Hawke's Bay Today was told it was the customer's "right" to be unlisted on the port's shipping guide.
"Very occasionally, customers request that their ship visit not appear on the shipping guide and we respect their request," Napier port chief executive Garth Cowie said.
"This can be for commercial, security or privacy reasons, or simply because the booking is tentative."
He said there was significant community interest in visiting ships and the shipping guide was also used by customers and shipping agents. The online shipping guide received more than 4000 visits a week.
"Napier Port is a vital part of the Hawke's Bay community however, it is worth remembering it is a commercial entity and our customers are critical to our business."
Mr Cowie did not respond to a request to identify past unlisted visits.
Auckland Port was more forthcoming, saying unlisted requests granted in the past have been from "a few" superyachts and last year, during the Navy's 75th anniversary, for the arrival of a United States Navy ship.
"We haven't done it for any freight ships," a spokesman said.
Lyttleton Port refused to say if it had unlisted visits, in case its reply affected the perception of Napier Port.
"It's not appropriate for Lyttleton Port Company to comment on matters relating to other ports, so the port won't be making a comment on this one," a spokesman said.

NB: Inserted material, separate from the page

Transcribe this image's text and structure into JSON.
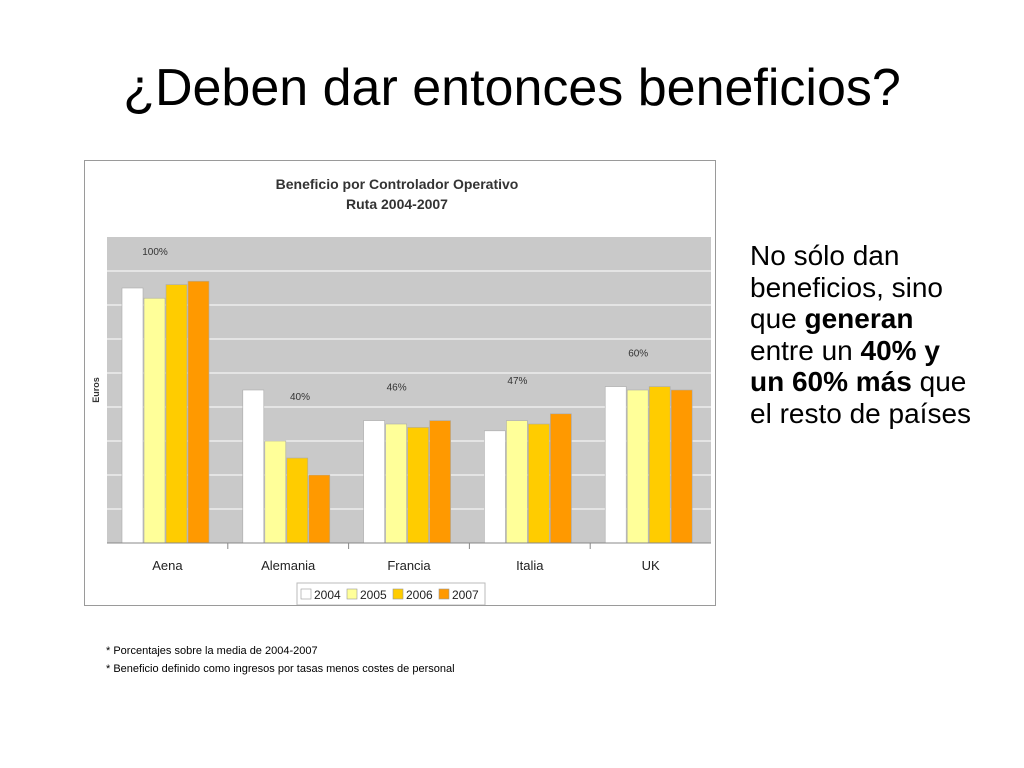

Wellington's Centreport and Port of Tauranga did not respond to a request asking if they did not publish all ship visits.
Napier Port services manager Bruce Lochhead said it was the "right" of the shipping agent to request it not be included in the shipping guide.
Napier Port chairman Alasdair MacLeod said he was unaware of the port's practice of not listing ships.
The request to not include Ocean Drover, the world's largest livestock carrier, from last week shipping guide was made by the shipping line.
Live exports is a controversial practice following past disasters. In 2003 thousands of sheep died on their way to the Middle East from New Zealand, resulting in a ban on live sheep exports.
The 3000 heifers loaded in Napier on to Ocean Drover joined the same number loaded on to the ship in Timaru. All are bound for Fonterra farms in China.
A Fonterra spokesperson said the Holstein-Friesians received a changed diet "well in advance" of boarding but could not explain how a claimed "special transition programme" accustomed them to the ship environment.